La estructura de la novela es caleidoscópica, un relato que se expande de Maracaibo a Caracas y de Maracaibo a París, de la dictadura de Gómez al chavismo actual, pasando por los avatares del exilio latinoamericano unido por momentos que rozan lo caricaturesco: un pingüino llamado Policarpio que llega sin razón alguna a aguas del Caribe, un grupo de fieles a San Benito que detiene la barrena viscosa del ‘El Barroso II‘ -uno de los primeros pozos petroleros del país- o cómo un médico y su hija que curan con lo que tienen en medio de un islote que hoy ya no existe en el mapa. ¿Fábula? ¿Exageración estética o simple venezolanidad desconocida para los europeos?

Despliegue pirotécnico
La escritura de Bonnefoy es deliberadamente barroca. El sueño del jaguar es una celebración de la lengua, pero también de derroche. El autor encadena imágenes como si temiera que el lector se aburriera, como si cada frase tuviera que justificar su existencia con un despliegue pirotécnico a través de recursos como la analepsis o el suspense. Hay momentos en que esta acumulación resulta embriagadora, mientras que otras veces, empalaga.
Es probable que la exuberancia de Bonnefoy tenga tanto de homenaje a la memoria histórica de su propia familia como deseo de posicionamiento literario. En una Europa que ha canonizado el minimalismo anglosajón y aplaudido el realismo mágico latinoamericano, El sueño del jaguar se aprovecha de lo segundo e irrumpe como un festín caribeño, como canción de Bad Bunny en invierno, como una especie de contraofensiva literaria latinoamericana. Sin embargo, pareciera que también hay una pulsión de espectáculo, como si el autor supiera que su lector europeo -o la nostalgia de la diáspora venezolana– se va a maravillar -o a rememorar- con los colores exóticos, con poesía caribeña en dosis concentradas o con las postales retocadas con filtros sepia.
Idiosincrasia venezolana
No es que Bonnefoy ignore las sombras de la historia venezolana ni las trate con maniqueísmos burdos del contexto actual del país latinoamericano. No, las respuestas están ahí: en el petróleo como maldición, en la corrupción, la violencia política y el exilio. Sin embargo, da la impresión de que lo trágico no puede serlo del todo si no es, antes, colorido.

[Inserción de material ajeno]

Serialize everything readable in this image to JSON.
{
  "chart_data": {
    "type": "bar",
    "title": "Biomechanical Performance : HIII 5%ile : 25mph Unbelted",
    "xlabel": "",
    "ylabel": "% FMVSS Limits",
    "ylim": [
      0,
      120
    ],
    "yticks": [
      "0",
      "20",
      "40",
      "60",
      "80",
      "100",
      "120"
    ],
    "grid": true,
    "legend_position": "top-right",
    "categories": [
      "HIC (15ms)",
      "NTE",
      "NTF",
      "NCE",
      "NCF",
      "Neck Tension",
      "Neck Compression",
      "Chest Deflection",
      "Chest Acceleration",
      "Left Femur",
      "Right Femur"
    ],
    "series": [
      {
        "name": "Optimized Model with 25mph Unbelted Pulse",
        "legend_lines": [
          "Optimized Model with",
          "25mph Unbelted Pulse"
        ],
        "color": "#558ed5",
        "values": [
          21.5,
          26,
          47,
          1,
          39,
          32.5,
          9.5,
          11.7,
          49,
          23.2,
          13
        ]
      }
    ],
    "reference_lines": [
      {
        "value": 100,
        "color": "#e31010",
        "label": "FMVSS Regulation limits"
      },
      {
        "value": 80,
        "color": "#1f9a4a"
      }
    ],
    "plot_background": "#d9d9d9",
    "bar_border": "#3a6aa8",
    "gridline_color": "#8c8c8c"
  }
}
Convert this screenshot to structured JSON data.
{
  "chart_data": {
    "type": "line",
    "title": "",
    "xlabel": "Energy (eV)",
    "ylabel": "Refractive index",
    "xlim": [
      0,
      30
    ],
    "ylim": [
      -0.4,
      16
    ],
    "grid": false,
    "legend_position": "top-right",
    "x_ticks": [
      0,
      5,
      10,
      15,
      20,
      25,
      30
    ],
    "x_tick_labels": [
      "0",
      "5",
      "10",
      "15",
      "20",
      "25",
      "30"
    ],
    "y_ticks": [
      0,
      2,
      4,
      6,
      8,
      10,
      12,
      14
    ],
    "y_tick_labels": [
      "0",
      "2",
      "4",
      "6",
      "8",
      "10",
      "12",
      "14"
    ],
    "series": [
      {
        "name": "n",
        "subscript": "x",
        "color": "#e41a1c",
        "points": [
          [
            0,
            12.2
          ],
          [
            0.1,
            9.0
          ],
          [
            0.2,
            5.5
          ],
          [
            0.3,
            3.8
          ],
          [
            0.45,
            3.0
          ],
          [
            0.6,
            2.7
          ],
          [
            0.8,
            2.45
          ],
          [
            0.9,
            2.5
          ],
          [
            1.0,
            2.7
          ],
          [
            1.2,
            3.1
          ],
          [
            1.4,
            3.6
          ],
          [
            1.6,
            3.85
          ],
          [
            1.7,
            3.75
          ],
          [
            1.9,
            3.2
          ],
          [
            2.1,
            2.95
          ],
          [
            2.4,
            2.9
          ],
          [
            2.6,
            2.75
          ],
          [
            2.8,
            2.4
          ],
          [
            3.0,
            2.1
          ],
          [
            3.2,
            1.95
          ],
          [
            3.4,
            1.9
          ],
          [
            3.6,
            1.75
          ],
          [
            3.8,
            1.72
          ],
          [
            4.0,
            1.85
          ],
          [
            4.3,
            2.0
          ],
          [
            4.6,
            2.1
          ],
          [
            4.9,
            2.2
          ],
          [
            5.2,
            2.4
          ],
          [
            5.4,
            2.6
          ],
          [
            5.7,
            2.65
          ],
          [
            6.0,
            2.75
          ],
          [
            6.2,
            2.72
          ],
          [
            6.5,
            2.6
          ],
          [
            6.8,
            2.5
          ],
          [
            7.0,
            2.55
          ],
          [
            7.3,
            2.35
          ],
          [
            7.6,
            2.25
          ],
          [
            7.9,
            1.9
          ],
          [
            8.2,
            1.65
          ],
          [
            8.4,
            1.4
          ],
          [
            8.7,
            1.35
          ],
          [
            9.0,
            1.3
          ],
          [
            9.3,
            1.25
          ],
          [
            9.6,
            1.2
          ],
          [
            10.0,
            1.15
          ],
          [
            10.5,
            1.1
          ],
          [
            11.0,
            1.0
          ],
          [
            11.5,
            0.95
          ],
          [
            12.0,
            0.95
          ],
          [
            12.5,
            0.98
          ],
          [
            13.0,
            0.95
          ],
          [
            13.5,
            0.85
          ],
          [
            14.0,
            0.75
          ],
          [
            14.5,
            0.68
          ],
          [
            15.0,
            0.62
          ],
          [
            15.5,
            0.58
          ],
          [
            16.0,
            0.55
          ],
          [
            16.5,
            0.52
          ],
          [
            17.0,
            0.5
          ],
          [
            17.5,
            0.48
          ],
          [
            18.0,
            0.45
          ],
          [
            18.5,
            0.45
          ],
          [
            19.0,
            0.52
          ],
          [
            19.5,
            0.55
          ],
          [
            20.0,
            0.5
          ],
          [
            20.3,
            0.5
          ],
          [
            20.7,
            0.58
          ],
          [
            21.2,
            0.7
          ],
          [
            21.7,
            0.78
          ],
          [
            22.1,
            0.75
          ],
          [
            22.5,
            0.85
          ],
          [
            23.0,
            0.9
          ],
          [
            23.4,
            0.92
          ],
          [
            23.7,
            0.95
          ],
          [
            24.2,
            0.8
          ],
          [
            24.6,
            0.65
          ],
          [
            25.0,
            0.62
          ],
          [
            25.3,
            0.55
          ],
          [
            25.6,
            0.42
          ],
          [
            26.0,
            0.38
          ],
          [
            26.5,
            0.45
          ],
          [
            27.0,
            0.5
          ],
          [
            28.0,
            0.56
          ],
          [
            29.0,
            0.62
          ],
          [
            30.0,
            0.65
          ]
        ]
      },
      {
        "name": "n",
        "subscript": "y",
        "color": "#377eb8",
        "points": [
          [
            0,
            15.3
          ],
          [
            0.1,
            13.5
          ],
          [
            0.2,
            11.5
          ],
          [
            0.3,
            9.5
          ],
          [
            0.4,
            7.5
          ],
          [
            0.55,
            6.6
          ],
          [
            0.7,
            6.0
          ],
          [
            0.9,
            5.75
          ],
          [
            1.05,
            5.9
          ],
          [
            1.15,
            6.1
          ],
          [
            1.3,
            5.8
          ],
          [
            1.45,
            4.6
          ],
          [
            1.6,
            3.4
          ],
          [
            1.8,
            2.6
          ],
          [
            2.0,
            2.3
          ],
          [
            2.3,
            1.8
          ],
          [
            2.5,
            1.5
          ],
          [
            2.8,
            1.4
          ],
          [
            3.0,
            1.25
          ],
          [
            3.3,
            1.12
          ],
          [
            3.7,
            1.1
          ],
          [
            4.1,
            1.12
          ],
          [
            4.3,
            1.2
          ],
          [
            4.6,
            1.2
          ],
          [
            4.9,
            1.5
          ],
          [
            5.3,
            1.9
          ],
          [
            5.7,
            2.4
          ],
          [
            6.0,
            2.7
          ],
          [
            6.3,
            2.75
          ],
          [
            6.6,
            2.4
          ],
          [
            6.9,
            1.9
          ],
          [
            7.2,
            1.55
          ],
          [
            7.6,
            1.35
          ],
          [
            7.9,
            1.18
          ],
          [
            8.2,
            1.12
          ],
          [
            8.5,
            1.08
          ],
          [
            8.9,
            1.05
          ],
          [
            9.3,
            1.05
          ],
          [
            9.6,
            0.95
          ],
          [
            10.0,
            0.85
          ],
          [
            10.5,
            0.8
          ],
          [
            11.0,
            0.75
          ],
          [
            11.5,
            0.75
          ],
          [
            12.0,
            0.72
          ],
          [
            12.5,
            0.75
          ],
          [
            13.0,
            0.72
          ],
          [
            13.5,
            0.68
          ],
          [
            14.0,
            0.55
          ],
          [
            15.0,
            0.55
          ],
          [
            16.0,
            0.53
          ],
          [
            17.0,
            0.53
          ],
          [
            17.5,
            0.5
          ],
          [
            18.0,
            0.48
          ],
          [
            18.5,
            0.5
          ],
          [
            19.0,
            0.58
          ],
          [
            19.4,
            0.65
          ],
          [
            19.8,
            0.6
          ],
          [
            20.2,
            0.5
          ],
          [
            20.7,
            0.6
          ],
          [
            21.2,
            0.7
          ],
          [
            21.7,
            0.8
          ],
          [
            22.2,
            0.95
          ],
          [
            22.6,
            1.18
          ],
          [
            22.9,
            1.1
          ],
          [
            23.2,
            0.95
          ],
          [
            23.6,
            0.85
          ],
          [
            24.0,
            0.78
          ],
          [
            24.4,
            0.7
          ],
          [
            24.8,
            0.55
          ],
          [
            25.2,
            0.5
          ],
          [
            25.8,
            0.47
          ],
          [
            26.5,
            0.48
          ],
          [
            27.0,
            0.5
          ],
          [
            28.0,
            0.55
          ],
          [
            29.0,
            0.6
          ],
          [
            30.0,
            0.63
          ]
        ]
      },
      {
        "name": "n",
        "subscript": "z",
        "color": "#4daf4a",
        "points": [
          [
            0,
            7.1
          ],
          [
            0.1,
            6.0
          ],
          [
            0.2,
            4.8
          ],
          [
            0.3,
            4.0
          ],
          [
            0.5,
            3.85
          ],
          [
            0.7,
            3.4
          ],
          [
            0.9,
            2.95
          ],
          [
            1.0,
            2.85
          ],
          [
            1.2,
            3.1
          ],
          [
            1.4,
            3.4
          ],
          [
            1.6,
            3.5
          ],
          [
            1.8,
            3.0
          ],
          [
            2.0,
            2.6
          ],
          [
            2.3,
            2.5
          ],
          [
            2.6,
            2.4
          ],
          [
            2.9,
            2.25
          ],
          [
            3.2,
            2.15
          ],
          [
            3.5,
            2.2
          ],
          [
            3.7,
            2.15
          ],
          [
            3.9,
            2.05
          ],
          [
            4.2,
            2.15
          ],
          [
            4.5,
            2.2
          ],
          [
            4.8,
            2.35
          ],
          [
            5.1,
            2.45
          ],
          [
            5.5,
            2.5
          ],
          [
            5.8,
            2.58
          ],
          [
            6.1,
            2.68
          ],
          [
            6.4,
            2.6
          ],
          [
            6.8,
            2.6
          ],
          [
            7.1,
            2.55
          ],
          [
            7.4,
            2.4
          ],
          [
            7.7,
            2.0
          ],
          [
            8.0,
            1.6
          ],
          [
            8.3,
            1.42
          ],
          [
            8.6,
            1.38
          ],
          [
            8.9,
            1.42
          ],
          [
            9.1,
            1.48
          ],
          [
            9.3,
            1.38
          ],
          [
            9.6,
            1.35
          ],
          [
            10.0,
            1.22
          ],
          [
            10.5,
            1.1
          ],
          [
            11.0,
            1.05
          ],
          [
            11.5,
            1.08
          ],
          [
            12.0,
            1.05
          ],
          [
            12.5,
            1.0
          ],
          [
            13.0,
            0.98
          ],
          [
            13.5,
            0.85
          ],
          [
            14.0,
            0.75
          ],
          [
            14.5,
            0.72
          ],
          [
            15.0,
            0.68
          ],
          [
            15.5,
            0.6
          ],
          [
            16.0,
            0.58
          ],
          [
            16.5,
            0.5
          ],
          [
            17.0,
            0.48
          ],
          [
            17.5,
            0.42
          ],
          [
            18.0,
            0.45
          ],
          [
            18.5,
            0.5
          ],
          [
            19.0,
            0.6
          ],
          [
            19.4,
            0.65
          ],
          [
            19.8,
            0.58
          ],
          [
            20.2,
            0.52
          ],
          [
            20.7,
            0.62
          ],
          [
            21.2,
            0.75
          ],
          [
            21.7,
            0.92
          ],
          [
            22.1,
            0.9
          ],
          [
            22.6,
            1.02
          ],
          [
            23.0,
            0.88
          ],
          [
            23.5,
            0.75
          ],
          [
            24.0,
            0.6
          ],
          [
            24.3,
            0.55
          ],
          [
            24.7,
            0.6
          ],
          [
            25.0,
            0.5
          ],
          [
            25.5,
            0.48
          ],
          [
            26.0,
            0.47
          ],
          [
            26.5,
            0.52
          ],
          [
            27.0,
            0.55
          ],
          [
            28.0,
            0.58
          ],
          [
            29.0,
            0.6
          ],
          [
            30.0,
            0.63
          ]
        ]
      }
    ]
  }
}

Quizás lo es, pero ¿cómo esto se plasma en el lenguaje? ¿Es posible o es el trabajo de toda la vida del escritor encontrar ese influjo del lenguaje? Parece que no existe en El sueño del jaguar una promesa de literatura más honda, que termine por cumplirse. La sensación de que algo falta en una historia entretenida y colorida, donde se nota la idiosincrasia venezolana, esa que al parecer no se cansa ni se aburre a pesar de las vicisitudes.
No se puede negar que El sueño del jaguar tiene el valor de la ambición. No es una novela que se pliegue a la corrección ni a los modales narrativos del momento. Se arriesga, se desborda, se equivoca y, en ese sentido, es profundamente venezolana: excesiva, contradictoria, épica, bella y furiosa. Un artefacto narrativo con más voluntad de encantamiento que de precisión. Una novela que, como el jaguar que la titula, no camina: se abalanza sobre su presa, el lector, y este, lo disfruta.